In drei Stunden über die Ma-10: Die spektakulärsten 111 Kilometer, die man auf Mallorca fahren kann

Der Mann, der, den linken Arm lässig aus dem Fenster baumelnd, mit seinem Mietwagen gemächlich durch Mallorcas Gebirge kurvt, fühlt sich offensichtlich unter Druck gesetzt von den zahlreichen Autos, die hinter ihm eine immer länger werdende Schlange bilden. Da das Überholen unmöglich ist auf dieser meist engen Straße, fährt er also kurzerhand rechts ran und winkt die komplette Kolonne vorbei.
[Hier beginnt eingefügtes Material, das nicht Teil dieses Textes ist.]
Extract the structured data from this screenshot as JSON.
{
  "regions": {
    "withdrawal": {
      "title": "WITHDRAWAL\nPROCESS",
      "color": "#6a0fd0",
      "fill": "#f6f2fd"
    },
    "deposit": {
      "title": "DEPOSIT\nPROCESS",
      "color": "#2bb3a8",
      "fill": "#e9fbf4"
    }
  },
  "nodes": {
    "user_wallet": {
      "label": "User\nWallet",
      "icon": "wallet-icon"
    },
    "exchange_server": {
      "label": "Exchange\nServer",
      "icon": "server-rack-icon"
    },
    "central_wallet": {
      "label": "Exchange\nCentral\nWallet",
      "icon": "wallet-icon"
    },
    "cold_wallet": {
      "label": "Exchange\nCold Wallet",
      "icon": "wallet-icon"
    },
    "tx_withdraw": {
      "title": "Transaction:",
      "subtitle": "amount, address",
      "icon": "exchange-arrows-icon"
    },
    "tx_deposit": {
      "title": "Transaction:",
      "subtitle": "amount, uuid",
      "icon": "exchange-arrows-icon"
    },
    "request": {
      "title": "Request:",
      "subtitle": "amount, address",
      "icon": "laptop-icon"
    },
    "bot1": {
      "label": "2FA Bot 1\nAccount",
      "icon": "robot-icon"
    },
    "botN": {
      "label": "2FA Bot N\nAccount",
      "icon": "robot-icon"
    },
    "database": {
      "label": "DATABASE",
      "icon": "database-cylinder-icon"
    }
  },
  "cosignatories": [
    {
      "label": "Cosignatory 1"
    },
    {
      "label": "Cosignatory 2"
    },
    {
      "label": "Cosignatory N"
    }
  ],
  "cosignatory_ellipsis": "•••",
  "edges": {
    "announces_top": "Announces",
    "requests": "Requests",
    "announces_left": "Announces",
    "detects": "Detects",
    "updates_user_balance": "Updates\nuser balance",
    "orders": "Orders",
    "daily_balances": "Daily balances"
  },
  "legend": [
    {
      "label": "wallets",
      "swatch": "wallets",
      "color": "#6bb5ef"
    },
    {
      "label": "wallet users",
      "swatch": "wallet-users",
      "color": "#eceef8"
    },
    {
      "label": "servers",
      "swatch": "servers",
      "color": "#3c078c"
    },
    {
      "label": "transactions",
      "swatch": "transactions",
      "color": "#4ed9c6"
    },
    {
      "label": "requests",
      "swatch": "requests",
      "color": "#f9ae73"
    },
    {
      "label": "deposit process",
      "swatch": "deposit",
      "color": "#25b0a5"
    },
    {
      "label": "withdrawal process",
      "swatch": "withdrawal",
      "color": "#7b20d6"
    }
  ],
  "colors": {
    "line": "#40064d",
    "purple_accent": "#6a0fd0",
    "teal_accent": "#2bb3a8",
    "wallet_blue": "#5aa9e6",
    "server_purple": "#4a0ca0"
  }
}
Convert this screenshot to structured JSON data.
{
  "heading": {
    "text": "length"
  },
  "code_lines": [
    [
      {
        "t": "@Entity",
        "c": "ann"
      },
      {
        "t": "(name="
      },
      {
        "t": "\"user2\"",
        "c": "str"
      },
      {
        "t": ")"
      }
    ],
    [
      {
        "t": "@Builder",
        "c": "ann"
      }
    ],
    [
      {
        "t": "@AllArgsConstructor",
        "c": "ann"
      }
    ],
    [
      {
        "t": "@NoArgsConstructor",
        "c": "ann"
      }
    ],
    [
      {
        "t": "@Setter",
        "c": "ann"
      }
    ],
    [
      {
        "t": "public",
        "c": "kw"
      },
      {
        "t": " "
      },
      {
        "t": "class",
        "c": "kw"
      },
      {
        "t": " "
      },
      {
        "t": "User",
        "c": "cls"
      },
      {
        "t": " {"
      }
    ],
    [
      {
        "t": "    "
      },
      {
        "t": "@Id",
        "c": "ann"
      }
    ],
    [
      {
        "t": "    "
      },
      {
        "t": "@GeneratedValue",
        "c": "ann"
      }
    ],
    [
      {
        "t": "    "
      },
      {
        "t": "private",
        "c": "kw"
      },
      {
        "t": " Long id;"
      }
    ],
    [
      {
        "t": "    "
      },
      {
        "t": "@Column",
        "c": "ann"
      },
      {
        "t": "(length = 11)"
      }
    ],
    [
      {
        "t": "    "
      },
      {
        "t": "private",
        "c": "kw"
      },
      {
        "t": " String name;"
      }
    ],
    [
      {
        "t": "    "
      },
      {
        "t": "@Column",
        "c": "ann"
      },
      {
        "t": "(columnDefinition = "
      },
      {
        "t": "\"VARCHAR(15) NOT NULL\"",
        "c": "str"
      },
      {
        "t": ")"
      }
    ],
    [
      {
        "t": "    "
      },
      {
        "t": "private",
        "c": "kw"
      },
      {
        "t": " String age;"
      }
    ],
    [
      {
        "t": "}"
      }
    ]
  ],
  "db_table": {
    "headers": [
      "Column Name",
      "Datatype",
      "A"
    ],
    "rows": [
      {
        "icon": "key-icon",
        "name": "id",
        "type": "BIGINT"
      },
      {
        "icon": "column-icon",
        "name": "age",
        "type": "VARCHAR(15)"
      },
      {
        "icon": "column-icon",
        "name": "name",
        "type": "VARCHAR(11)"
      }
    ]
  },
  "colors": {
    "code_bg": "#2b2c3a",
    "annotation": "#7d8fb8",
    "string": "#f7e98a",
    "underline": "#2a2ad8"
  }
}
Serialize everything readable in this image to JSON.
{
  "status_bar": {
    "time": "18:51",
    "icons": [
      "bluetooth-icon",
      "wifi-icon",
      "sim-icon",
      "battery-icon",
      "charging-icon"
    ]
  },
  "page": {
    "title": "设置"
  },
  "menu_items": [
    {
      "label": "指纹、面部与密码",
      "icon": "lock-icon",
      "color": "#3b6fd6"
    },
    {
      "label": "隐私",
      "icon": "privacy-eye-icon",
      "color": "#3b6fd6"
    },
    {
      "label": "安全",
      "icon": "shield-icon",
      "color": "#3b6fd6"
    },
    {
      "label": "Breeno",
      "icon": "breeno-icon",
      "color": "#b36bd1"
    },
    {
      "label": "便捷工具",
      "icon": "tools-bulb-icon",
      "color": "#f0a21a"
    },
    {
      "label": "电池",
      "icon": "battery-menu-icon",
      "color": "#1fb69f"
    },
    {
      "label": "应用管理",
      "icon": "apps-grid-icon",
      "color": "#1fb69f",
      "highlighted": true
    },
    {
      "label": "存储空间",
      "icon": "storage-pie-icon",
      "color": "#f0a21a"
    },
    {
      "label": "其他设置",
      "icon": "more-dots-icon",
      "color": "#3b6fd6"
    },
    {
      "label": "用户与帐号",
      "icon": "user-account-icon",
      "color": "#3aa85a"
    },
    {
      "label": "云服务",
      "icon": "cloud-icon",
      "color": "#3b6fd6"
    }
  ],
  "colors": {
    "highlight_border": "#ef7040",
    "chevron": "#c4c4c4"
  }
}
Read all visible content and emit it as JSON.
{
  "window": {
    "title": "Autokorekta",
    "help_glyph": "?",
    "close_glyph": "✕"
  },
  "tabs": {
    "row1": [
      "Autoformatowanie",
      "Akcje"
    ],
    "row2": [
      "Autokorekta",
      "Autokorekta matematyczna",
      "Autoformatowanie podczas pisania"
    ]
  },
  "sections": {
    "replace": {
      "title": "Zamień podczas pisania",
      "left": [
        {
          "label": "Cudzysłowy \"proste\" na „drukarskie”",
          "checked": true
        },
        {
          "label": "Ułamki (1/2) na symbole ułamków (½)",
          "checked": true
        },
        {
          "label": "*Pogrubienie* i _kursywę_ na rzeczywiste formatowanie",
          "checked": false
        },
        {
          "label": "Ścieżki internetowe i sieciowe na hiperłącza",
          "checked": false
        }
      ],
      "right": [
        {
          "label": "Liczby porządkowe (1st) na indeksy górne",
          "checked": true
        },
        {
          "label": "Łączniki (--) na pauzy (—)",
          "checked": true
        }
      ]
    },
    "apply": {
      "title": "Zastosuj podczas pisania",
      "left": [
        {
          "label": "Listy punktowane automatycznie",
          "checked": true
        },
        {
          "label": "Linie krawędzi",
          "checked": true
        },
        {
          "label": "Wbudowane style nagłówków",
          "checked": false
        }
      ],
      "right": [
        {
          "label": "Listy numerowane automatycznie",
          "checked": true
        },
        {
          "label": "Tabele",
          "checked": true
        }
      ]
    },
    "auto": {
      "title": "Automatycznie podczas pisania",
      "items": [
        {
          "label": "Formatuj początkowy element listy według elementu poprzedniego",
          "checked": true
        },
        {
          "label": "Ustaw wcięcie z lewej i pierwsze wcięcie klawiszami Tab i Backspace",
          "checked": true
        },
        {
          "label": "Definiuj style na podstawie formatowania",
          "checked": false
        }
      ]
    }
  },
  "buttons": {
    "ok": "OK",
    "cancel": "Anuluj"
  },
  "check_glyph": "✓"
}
Er will sich die Tour über Mallorcas Panoramaroute nicht vermiesen lassen.

Tatsächlich kann man viel verpassen, wenn man auf der Ma-10 zu schnell unterwegs ist. Die Landstraße windet sich 111 Kilometer weit von Andratx nach Pollença durch die Tramuntana – beziehungsweise umgekehrt, denn der Kilometer null befindet sich ganz im Norden der Insel, während der Kilometerstein mit der Zahl 111 unmittelbar gegenüber vom Rathaus in Andratx steht.

Wer die Tour hier, an ihrem südlichsten Punkt beginnt, kommt als erstes durch den Teil der Tramuntana, der am stärksten von dem schweren Waldbrand im Juli 2013 betroffen war. Viel zu sehen ist davon nicht mehr, längst wachsen wieder junge, grüne Kiefern dort, wo nach dem Feuer nur noch verkohlte Stämme in den

Himmel ragten. Nur die enormen Fangnetze an den Berghängen zeugen von der Naturkatastrophe, die das Feuer für die Region bedeutete: Ohne Wald ist der Boden der Erosion preisgegeben, immer wieder kommt es zu Steinschlag.

Nach ein paar Kurven (es kommen noch viele, viele weitere) und einem ersten Tunnel blitzt am Horizont dann zum ersten

Mal das Meer auf. Die erste Hälfte der Strecke, etwa bis nach Sóller, ist besonders lieblich: Es geht durch die malerischen Dörfer Estellencs und Banyalbufar, die sich mit ihren verwinkelten Gassen, den sandsteinfarbenen Häusern und den Gärten voller üppiger Bougainvilleen hoch über der Küste an die Klippen zu klammern scheinen. In Deià drängeln sich die Touristen vor dem

Schaufenster des lokalen Immobilienhändlers. Hunderte Meter weit parken die Autos der Eis schleckenden Ausflügler links und rechts am Straßenrand. Auf der Aussichtsterrasse am Herrensitz Son Marroig posieren die verliebten Pärchen für ein Selfie nach dem anderen.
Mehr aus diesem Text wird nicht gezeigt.